Pour l’occasion, soyons un brin romantiques et admiratifs: qu’ils font plaisir à voir Miqui et Yvonne Dubi, 100 ans chacun, dont 67 de mariage! Dans des fauteuils de jardin à leurs noms, sur la terrasse de la maison de Salaz (Ollon), ils ont grand plaisir à recevoir, lui du haut de son centenaire atteint le 9 mai, elle dans l’attente de franchir le cap le 18 juillet.
Face à eux, leur jardin est tout en verdure, rosiers et arbres fruitiers. C’est ici qu’ils ont reçu récemment le gros de leur famille, la Municipalité et le préfet pour célébrer leurs 200 ans cumulés. Ici aussi qu’ils ont la chance de pouvoir encore savourer leur bonheur. «C’est idyllique», soupire «Miqui», Jacques de son vrai prénom.
Traverser le Rhône par amour
«J’ai acheté ça en 1953, poursuit-il. C’était une scierie que j’ai vue tourner à l’eau du ruisseau. Depuis ici, on aime regarder nos montagnes: Bellevue, le Gramont, les Jumelles.» Et Yvonne d’ajouter: «On y montait souvent à pied d’ailleurs quand on était jeunes.»

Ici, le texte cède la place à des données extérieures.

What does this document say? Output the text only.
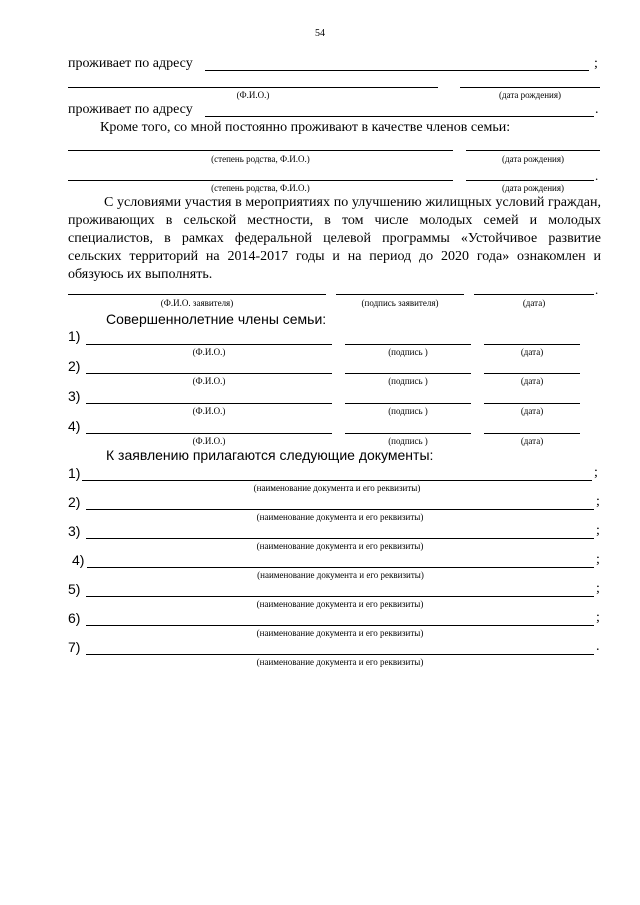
54
проживает по адресу	;
(Ф.И.О.)	(дата рождения)
проживает по адресу	.
Кроме того, со мной постоянно проживают в качестве членов семьи:
(степень родства, Ф.И.О.)	(дата рождения)
.
(степень родства, Ф.И.О.)	(дата рождения)
С условиями участия в мероприятиях по улучшению жилищных условий граждан, проживающих в сельской местности, в том числе молодых семей и молодых специалистов, в рамках федеральной целевой программы «Устойчивое развитие сельских территорий на 2014-2017 годы и на период до 2020 года» ознакомлен и обязуюсь их выполнять.
.
(Ф.И.О. заявителя)	(подпись заявителя)	(дата)
Совершеннолетние члены семьи:
1)
(Ф.И.О.)	(подпись )	(дата)
2)
(Ф.И.О.)	(подпись )	(дата)
3)
(Ф.И.О.)	(подпись )	(дата)
4)
(Ф.И.О.)	(подпись )	(дата)
К заявлению прилагаются следующие документы:
1)	;
(наименование документа и его реквизиты)
2)	;
(наименование документа и его реквизиты)
3)	;
(наименование документа и его реквизиты)
4)	;
(наименование документа и его реквизиты)
5)	;
(наименование документа и его реквизиты)
6)	;
(наименование документа и его реквизиты)
7)	.
(наименование документа и его реквизиты)
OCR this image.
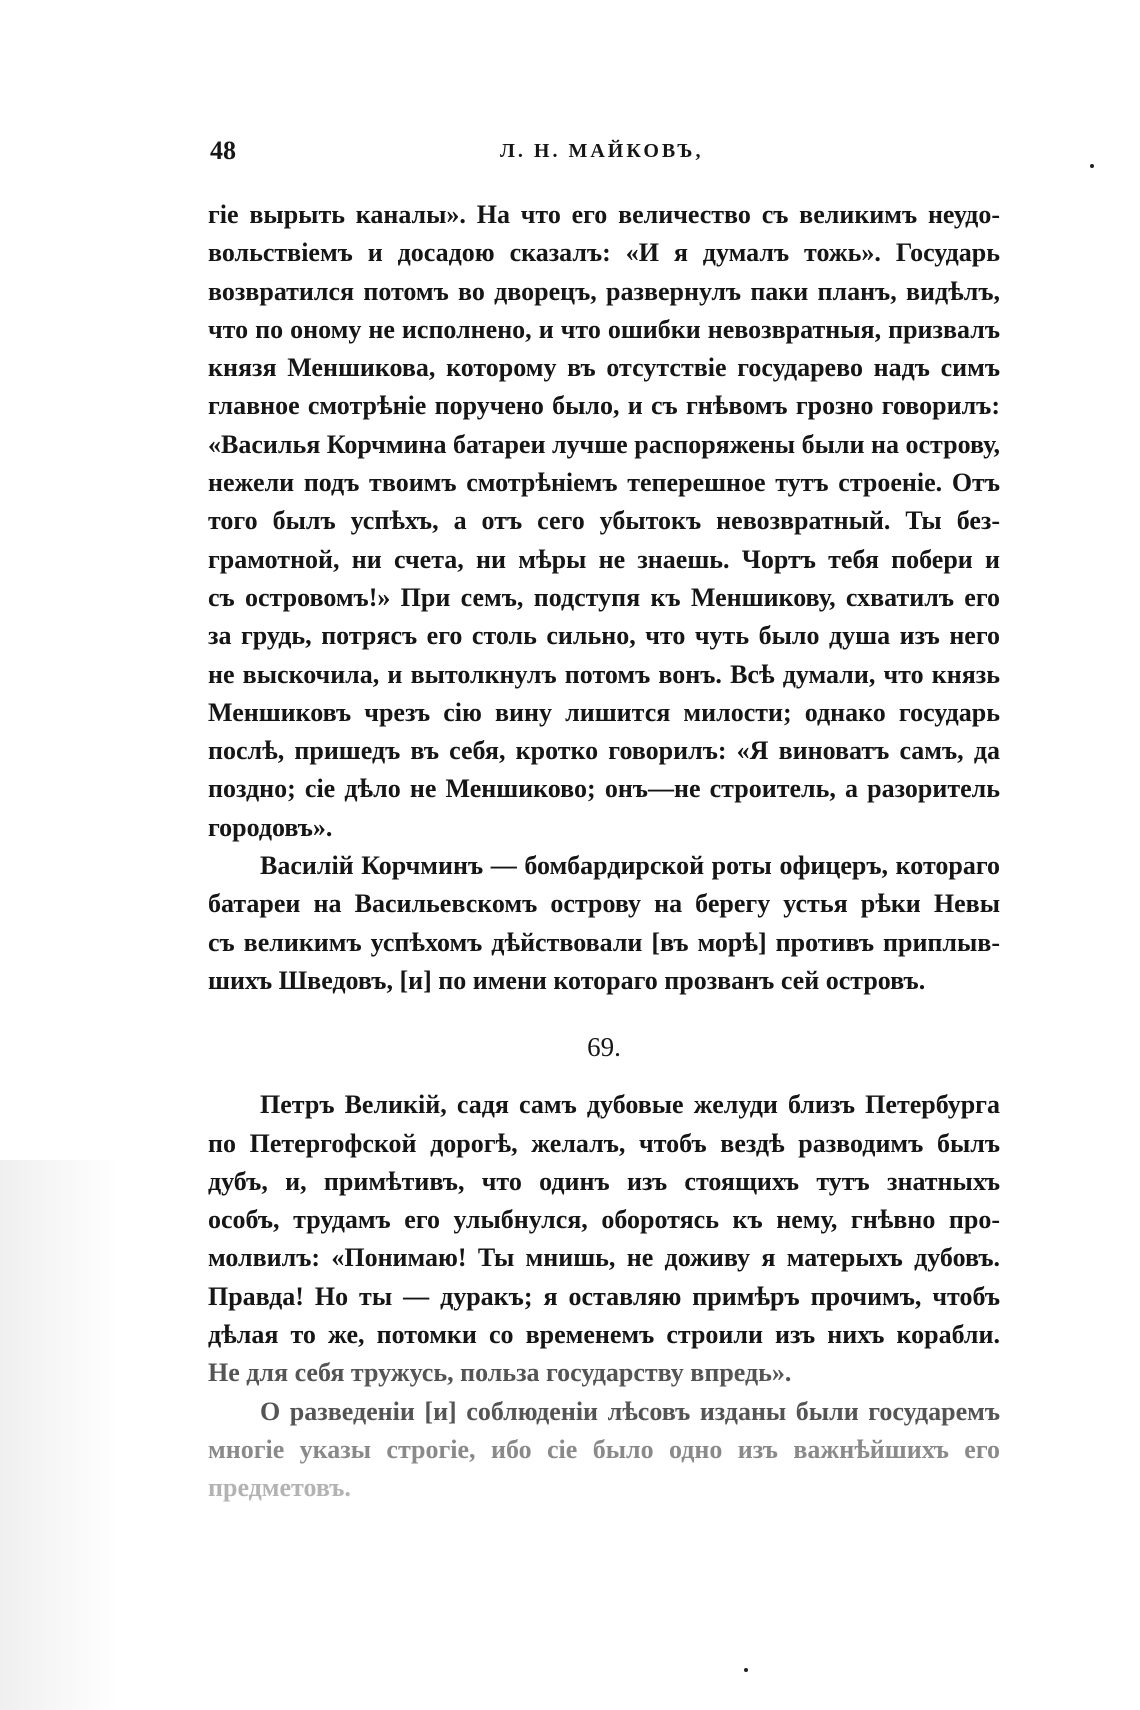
48	Л. Н. МАЙКОВЪ,
гіе вырыть каналы». На что его величество съ великимъ неудо-
вольствіемъ и досадою сказалъ: «И я думалъ тожь». Государь
возвратился потомъ во дворецъ, развернулъ паки планъ, видѣлъ,
что по оному не исполнено, и что ошибки невозвратныя, призвалъ
князя Меншикова, которому въ отсутствіе государево надъ симъ
главное смотрѣніе поручено было, и съ гнѣвомъ грозно говорилъ:
«Василья Корчмина батареи лучше распоряжены были на острову,
нежели подъ твоимъ смотрѣніемъ теперешное тутъ строеніе. Отъ
того былъ успѣхъ, а отъ сего убытокъ невозвратный. Ты без-
грамотной, ни счета, ни мѣры не знаешь. Чортъ тебя побери и
съ островомъ!» При семъ, подступя къ Меншикову, схватилъ его
за грудь, потрясъ его столь сильно, что чуть было душа изъ него
не выскочила, и вытолкнулъ потомъ вонъ. Всѣ думали, что князь
Меншиковъ чрезъ сію вину лишится милости; однако государь
послѣ, пришедъ въ себя, кротко говорилъ: «Я виноватъ самъ, да
поздно; сіе дѣло не Меншиково; онъ—не строитель, а разоритель
городовъ».
Василій Корчминъ — бомбардирской роты офицеръ, котораго
батареи на Васильевскомъ острову на берегу устья рѣки Невы
съ великимъ успѣхомъ дѣйствовали [въ морѣ] противъ приплыв-
шихъ Шведовъ, [и] по имени котораго прозванъ сей островъ.
69.
Петръ Великій, садя самъ дубовые желуди близъ Петербурга
по Петергофской дорогѣ, желалъ, чтобъ вездѣ разводимъ былъ
дубъ, и, примѣтивъ, что одинъ изъ стоящихъ тутъ знатныхъ
особъ, трудамъ его улыбнулся, оборотясь къ нему, гнѣвно про-
молвилъ: «Понимаю! Ты мнишь, не доживу я матерыхъ дубовъ.
Правда! Но ты — дуракъ; я оставляю примѣръ прочимъ, чтобъ
дѣлая то же, потомки со временемъ строили изъ нихъ корабли.
Не для себя тружусь, польза государству впредь».
О разведеніи [и] соблюденіи лѣсовъ изданы были государемъ
многіе указы строгіе, ибо сіе было одно изъ важнѣйшихъ его
предметовъ.
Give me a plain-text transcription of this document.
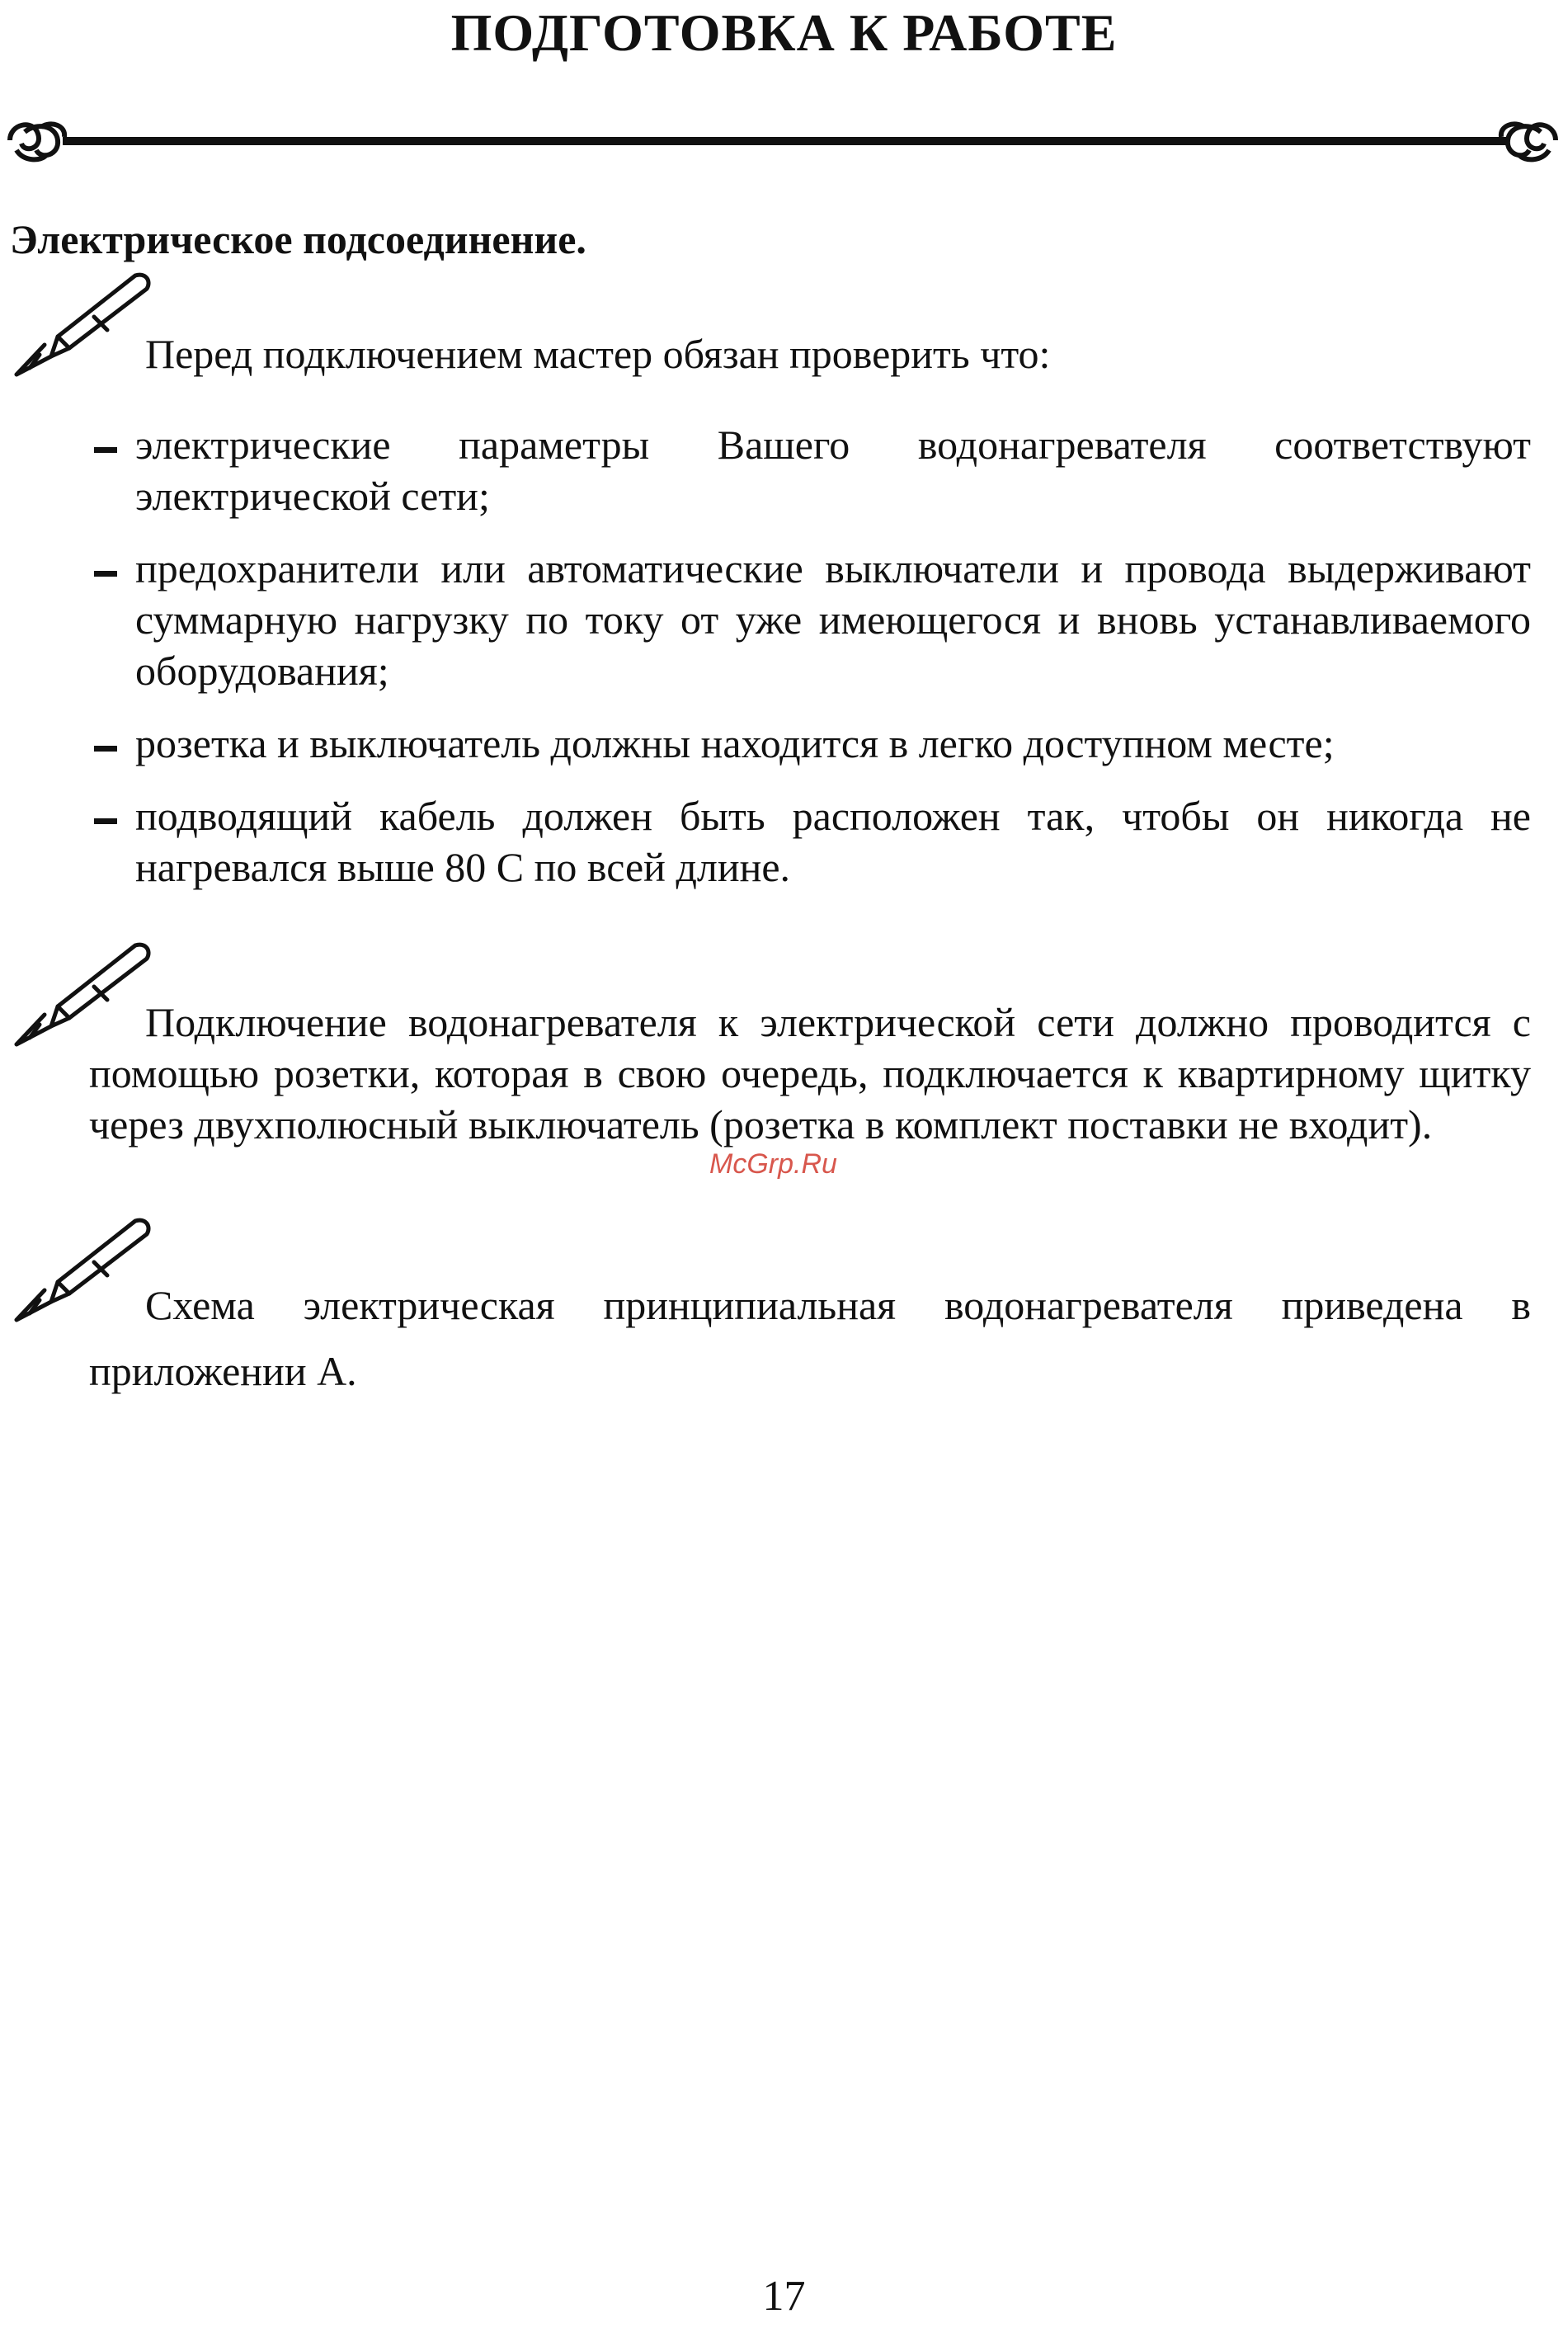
ПОДГОТОВКА К РАБОТЕ
Электрическое подсоединение.

Перед подключением мастер обязан проверить что:

электрические параметры Вашего водонагревателя соответствуют электрической сети;
предохранители или автоматические выключатели и провода выдерживают суммарную нагрузку по току от уже имеющегося и вновь устанавливаемого оборудования;
розетка и выключатель должны находится в легко доступном месте;
подводящий кабель должен быть расположен так, чтобы он никогда не нагревался выше 80 С по всей длине.

Подключение водонагревателя к электрической сети должно проводится с помощью розетки, которая в свою очередь, подключается к квартирному щитку через двухполюсный выключатель (розетка в комплект поставки не входит).

McGrp.Ru

Схема электрическая принципиальная водонагревателя приведена в приложении А.

17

C’est d’âilleurs à pied, et la hotte sur le dos, que Miqui montait à Villars vendre ses légumes. Agriculteur fut son deuxième métier, après des années à travailler à la carrière de la Gips-Union (Fixit aujourd’hui) à Bex, sa commune de naissance. «Au début, on avait une vache, puis deux, puis trois, jusqu’à une trentaine, avant de commencer à cultiver des légumes, du seigle et même du tabac.»
«Moi je suis née à Monthey, lance pour sa part Yvonne, née Dufaux. J’ai franchi le Rhône pour lui, mais il ne faut pas trop le lui dire…», plaisante-t-elle en mimant une tête qui enfle. Miqui se plaît tout de même à raconter leur rencontre au mitan des années 1950. «J’étais dans la cavalerie à l’armée. Avec deux amis, on s’était arrêtés au Café de l’Union, à Bex, avec nos chevaux. En ressortant, il y avait trois jeunes filles qui les regardaient. On leur a proposé de les leur prêter pour aller faire un tour. Ses copines avaient l’habitude, mais Yvonne est aussitôt descendue. On ne s’est plus quittés depuis.»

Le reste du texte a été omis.